Rencana yang ia sampaikan saat berpidato di hadapan mahasiswa Indonesia di Kairo, Mesir, itu menuai penolakan dan perlawanan.
"Saya dalam rangka memberi apa istilahnya tuh memberi voor, apa voor, apa itu, memberi kesempatan, memberi kesempatan untuk taubat," kata Prabowo di Kairo, Mesir, Rabu (18/12) waktu setempat.
Dia melanjutkan, "Hai, para koruptor atau yang merasa pernah mencuri dari rakyat, kalau kau kembalikan yang kau curi, ya mungkin kita maafkan, tapi kembalikan dong."
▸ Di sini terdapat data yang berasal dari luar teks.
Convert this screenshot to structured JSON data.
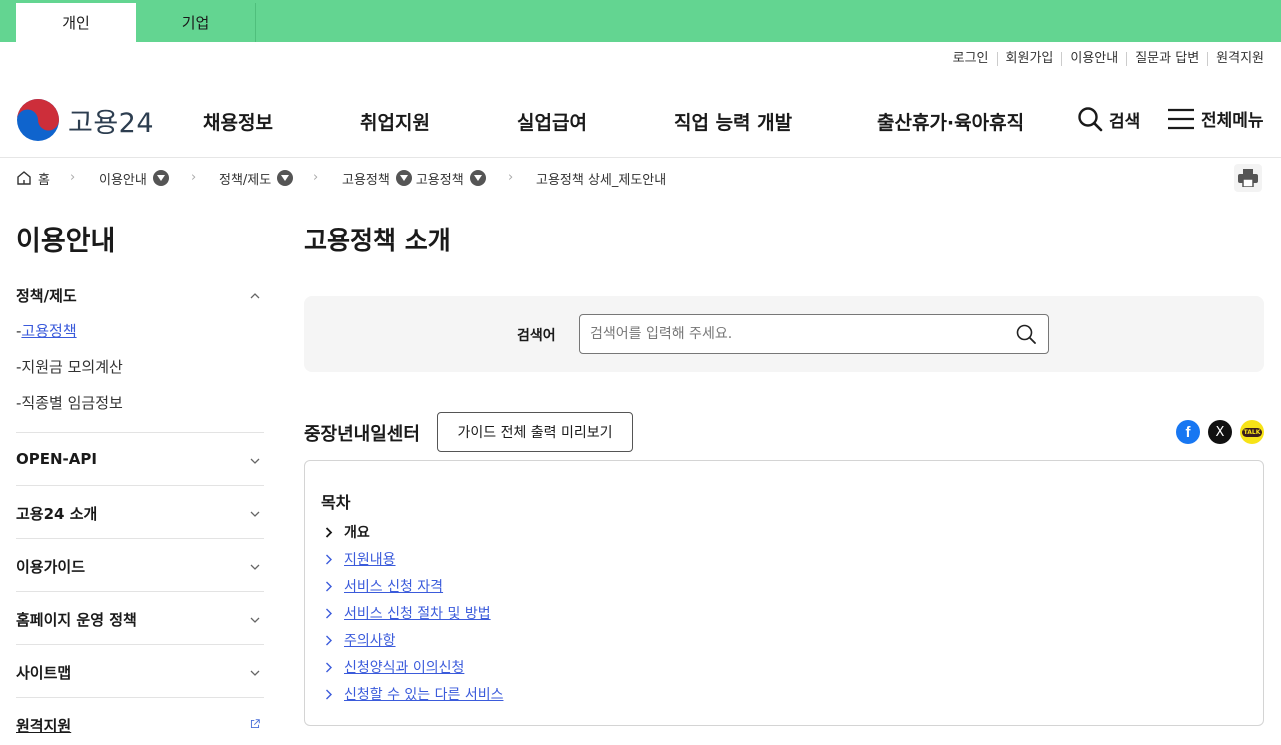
{
  "top_tabs": {
    "personal": "개인",
    "corporate": "기업"
  },
  "util_links": [
    "로그인",
    "회원가입",
    "이용안내",
    "질문과 답변",
    "원격지원"
  ],
  "logo": {
    "text": "고용24"
  },
  "gnb": [
    "채용정보",
    "취업지원",
    "실업급여",
    "직업 능력 개발",
    "출산휴가·육아휴직"
  ],
  "header": {
    "search_label": "검색",
    "menu_label": "전체메뉴"
  },
  "breadcrumb": {
    "home": "홈",
    "items": [
      "이용안내",
      "정책/제도",
      "고용정책",
      "고용정책",
      "고용정책 상세_제도안내"
    ]
  },
  "sidebar": {
    "title": "이용안내",
    "open_section": "정책/제도",
    "sub_items": [
      {
        "label": "고용정책",
        "active": true
      },
      {
        "label": "지원금 모의계산",
        "active": false
      },
      {
        "label": "직종별 임금정보",
        "active": false
      }
    ],
    "sections": [
      "OPEN-API",
      "고용24 소개",
      "이용가이드",
      "홈페이지 운영 정책",
      "사이트맵"
    ],
    "external": "원격지원"
  },
  "main": {
    "title": "고용정책 소개",
    "search": {
      "label": "검색어",
      "placeholder": "검색어를 입력해 주세요."
    },
    "section_title": "중장년내일센터",
    "guide_button": "가이드 전체 출력 미리보기",
    "share": {
      "facebook": "f",
      "x": "X",
      "kakao": "TALK"
    },
    "toc": {
      "title": "목차",
      "items": [
        "개요",
        "지원내용",
        "서비스 신청 자격",
        "서비스 신청 절차 및 방법",
        "주의사항",
        "신청양식과 이의신청",
        "신청할 수 있는 다른 서비스"
      ]
    }
  },
  "colors": {
    "top_bar": "#63d591",
    "link": "#3b5bdb",
    "logo_red": "#cd2e3a",
    "logo_blue": "#0f64cd"
  }
}
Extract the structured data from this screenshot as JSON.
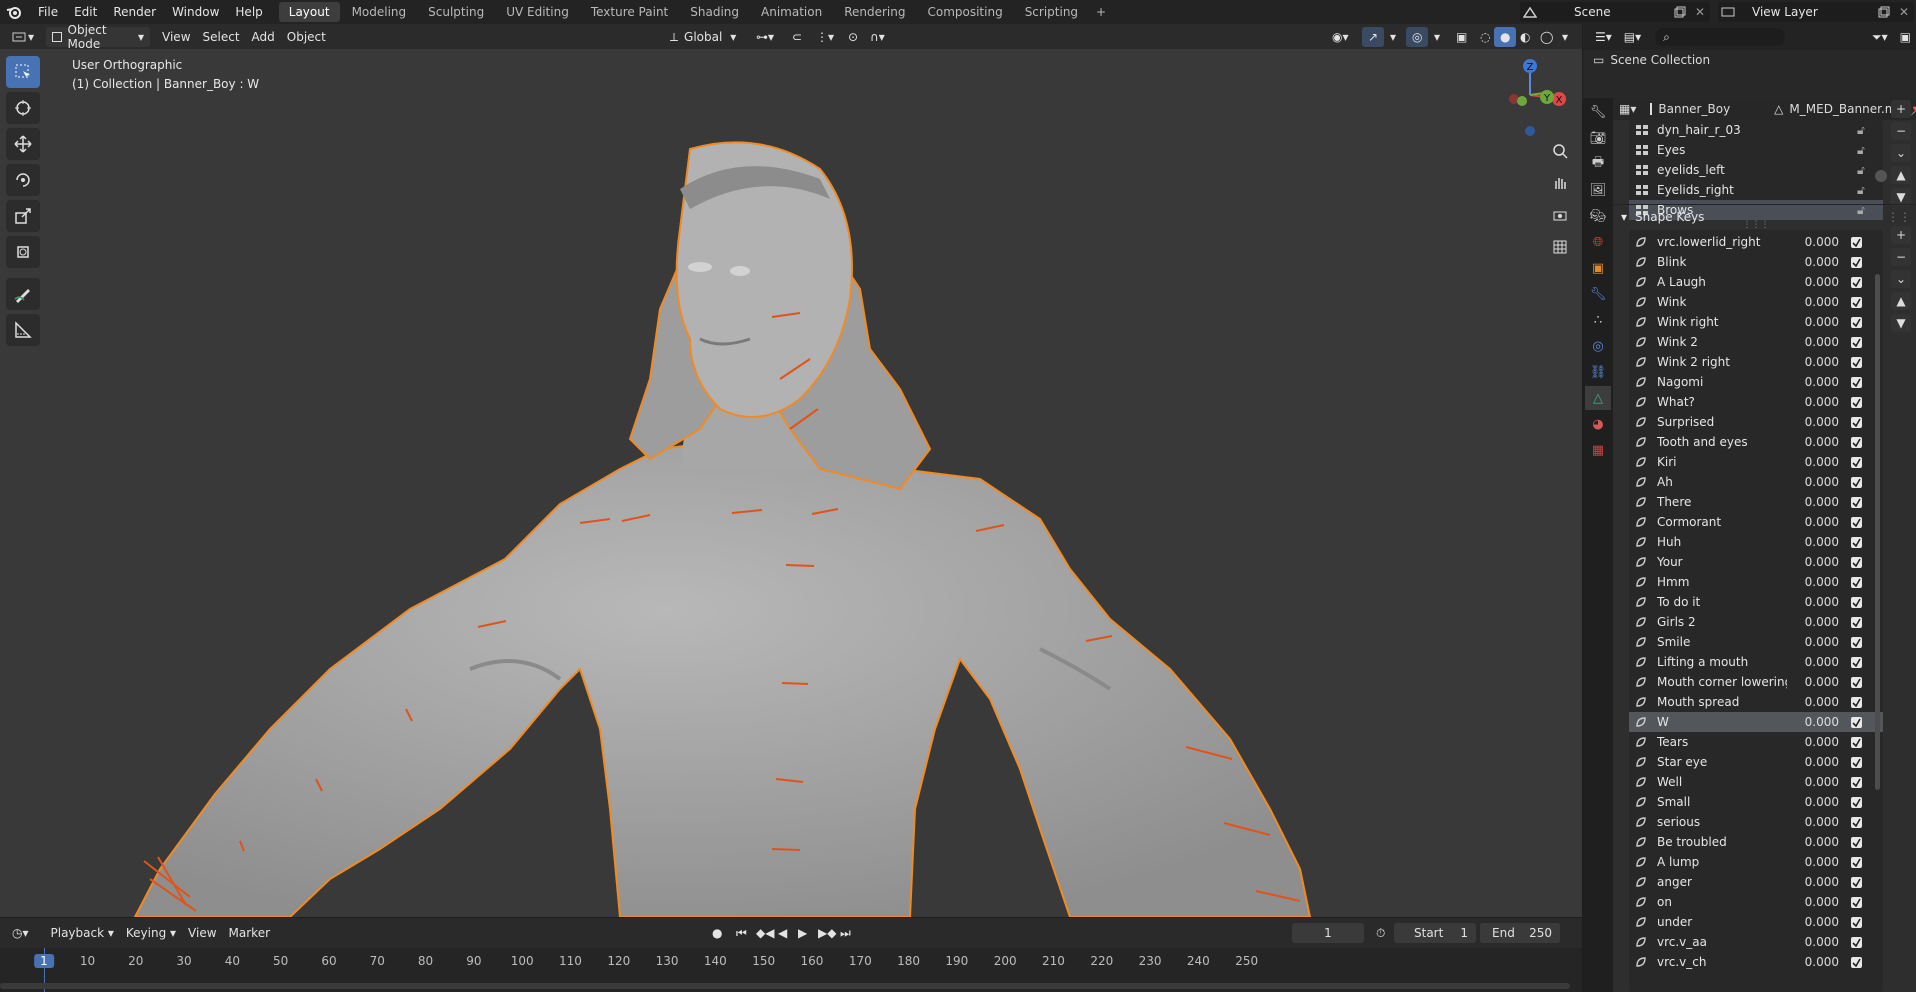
{
  "app": {
    "title": "Blender"
  },
  "menu": {
    "file": "File",
    "edit": "Edit",
    "render": "Render",
    "window": "Window",
    "help": "Help"
  },
  "workspaces": [
    "Layout",
    "Modeling",
    "Sculpting",
    "UV Editing",
    "Texture Paint",
    "Shading",
    "Animation",
    "Rendering",
    "Compositing",
    "Scripting"
  ],
  "active_workspace": "Layout",
  "scene": {
    "label": "Scene",
    "view_layer": "View Layer"
  },
  "viewport_header": {
    "mode": "Object Mode",
    "view": "View",
    "select": "Select",
    "add": "Add",
    "object": "Object",
    "orientation": "Global"
  },
  "viewport": {
    "view_name": "User Orthographic",
    "collection_info": "(1) Collection | Banner_Boy : W"
  },
  "gizmo": {
    "z": "Z",
    "x": "X",
    "y": "Y"
  },
  "timeline": {
    "playback": "Playback",
    "keying": "Keying",
    "view": "View",
    "marker": "Marker",
    "current_frame": "1",
    "start_label": "Start",
    "start": "1",
    "end_label": "End",
    "end": "250",
    "ticks": [
      "1",
      "10",
      "20",
      "30",
      "40",
      "50",
      "60",
      "70",
      "80",
      "90",
      "100",
      "110",
      "120",
      "130",
      "140",
      "150",
      "160",
      "170",
      "180",
      "190",
      "200",
      "210",
      "220",
      "230",
      "240",
      "250"
    ]
  },
  "outliner": {
    "scene_collection": "Scene Collection"
  },
  "properties": {
    "object": "Banner_Boy",
    "mesh": "M_MED_Banner.md",
    "vertex_groups": [
      {
        "name": "dyn_hair_r_03",
        "selected": false
      },
      {
        "name": "Eyes",
        "selected": false
      },
      {
        "name": "eyelids_left",
        "selected": false
      },
      {
        "name": "Eyelids_right",
        "selected": false
      },
      {
        "name": "Brows",
        "selected": true
      }
    ],
    "shape_keys_title": "Shape Keys",
    "shape_keys": [
      {
        "name": "vrc.lowerlid_right",
        "value": "0.000"
      },
      {
        "name": "Blink",
        "value": "0.000"
      },
      {
        "name": "A Laugh",
        "value": "0.000"
      },
      {
        "name": "Wink",
        "value": "0.000"
      },
      {
        "name": "Wink right",
        "value": "0.000"
      },
      {
        "name": "Wink 2",
        "value": "0.000"
      },
      {
        "name": "Wink 2 right",
        "value": "0.000"
      },
      {
        "name": "Nagomi",
        "value": "0.000"
      },
      {
        "name": "What?",
        "value": "0.000"
      },
      {
        "name": "Surprised",
        "value": "0.000"
      },
      {
        "name": "Tooth and eyes",
        "value": "0.000"
      },
      {
        "name": "Kiri",
        "value": "0.000"
      },
      {
        "name": "Ah",
        "value": "0.000"
      },
      {
        "name": "There",
        "value": "0.000"
      },
      {
        "name": "Cormorant",
        "value": "0.000"
      },
      {
        "name": "Huh",
        "value": "0.000"
      },
      {
        "name": "Your",
        "value": "0.000"
      },
      {
        "name": "Hmm",
        "value": "0.000"
      },
      {
        "name": "To do it",
        "value": "0.000"
      },
      {
        "name": "Girls 2",
        "value": "0.000"
      },
      {
        "name": "Smile",
        "value": "0.000"
      },
      {
        "name": "Lifting a mouth",
        "value": "0.000"
      },
      {
        "name": "Mouth corner lowering",
        "value": "0.000"
      },
      {
        "name": "Mouth spread",
        "value": "0.000"
      },
      {
        "name": "W",
        "value": "0.000",
        "selected": true
      },
      {
        "name": "Tears",
        "value": "0.000"
      },
      {
        "name": "Star eye",
        "value": "0.000"
      },
      {
        "name": "Well",
        "value": "0.000"
      },
      {
        "name": "Small",
        "value": "0.000"
      },
      {
        "name": "serious",
        "value": "0.000"
      },
      {
        "name": "Be troubled",
        "value": "0.000"
      },
      {
        "name": "A lump",
        "value": "0.000"
      },
      {
        "name": "anger",
        "value": "0.000"
      },
      {
        "name": "on",
        "value": "0.000"
      },
      {
        "name": "under",
        "value": "0.000"
      },
      {
        "name": "vrc.v_aa",
        "value": "0.000"
      },
      {
        "name": "vrc.v_ch",
        "value": "0.000"
      }
    ]
  },
  "colors": {
    "accent": "#4772b3",
    "selection_outline": "#f08a24",
    "bone": "#e0541a"
  }
}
Menteri Koordinator bidang Hukum, Hak Asasi Manusia (HAM), Imigrasi dan Pemasyarakatan Yusril Ihza Mahendra menjelaskan ide yang disampaikan Prabowo tersebut merupakan bagian dari amnesti- rencananya akan diberikan kepada 44.000 narapidana mulai dari kasus narkoba, UU ITE, tahanan politik hingga korupsi.
"Presiden mempunyai beberapa kewenangan terkait dengan apa yang beliau ucapkan di Mesir terkait penanganan kasus-kasus korupsi, yaitu kewenangan memberikan amnesti dan abolisi terhadap tindak pidana apa pun dengan mengedepankan kepentingan bangsa dan negara," ujar Yusril melalui siaran persnya, Kamis (19/12).
Ia menjelaskan ide tersebut sebagai bagian dari strategi pemberantasan korupsi yang menekankan pada pemulihan aset.
Menurut Yusril, hal itu sejalan dengan United Nation Convention Against Corruption (UNCAC) yang telah diratifikasi dengan Undang-undang 7/2006.
"Sebenarnya setahun sejak ratifikasi, kita berkewajiban untuk menyesuaikan UU Tipikor kita dengan konvensi tersebut, Namun, kita terlambat melakukan kewajiban itu dan baru sekarang ingin melakukannya," imbuhnya.
Dari keterangan pers Kemenko Kumham Imipas, pemerintah terlihat memiliki keinginan serius membahas sejumlah syarat supaya koruptor mendapat amnesti untuk selanjutnya dikoordinasikan dengan DPR.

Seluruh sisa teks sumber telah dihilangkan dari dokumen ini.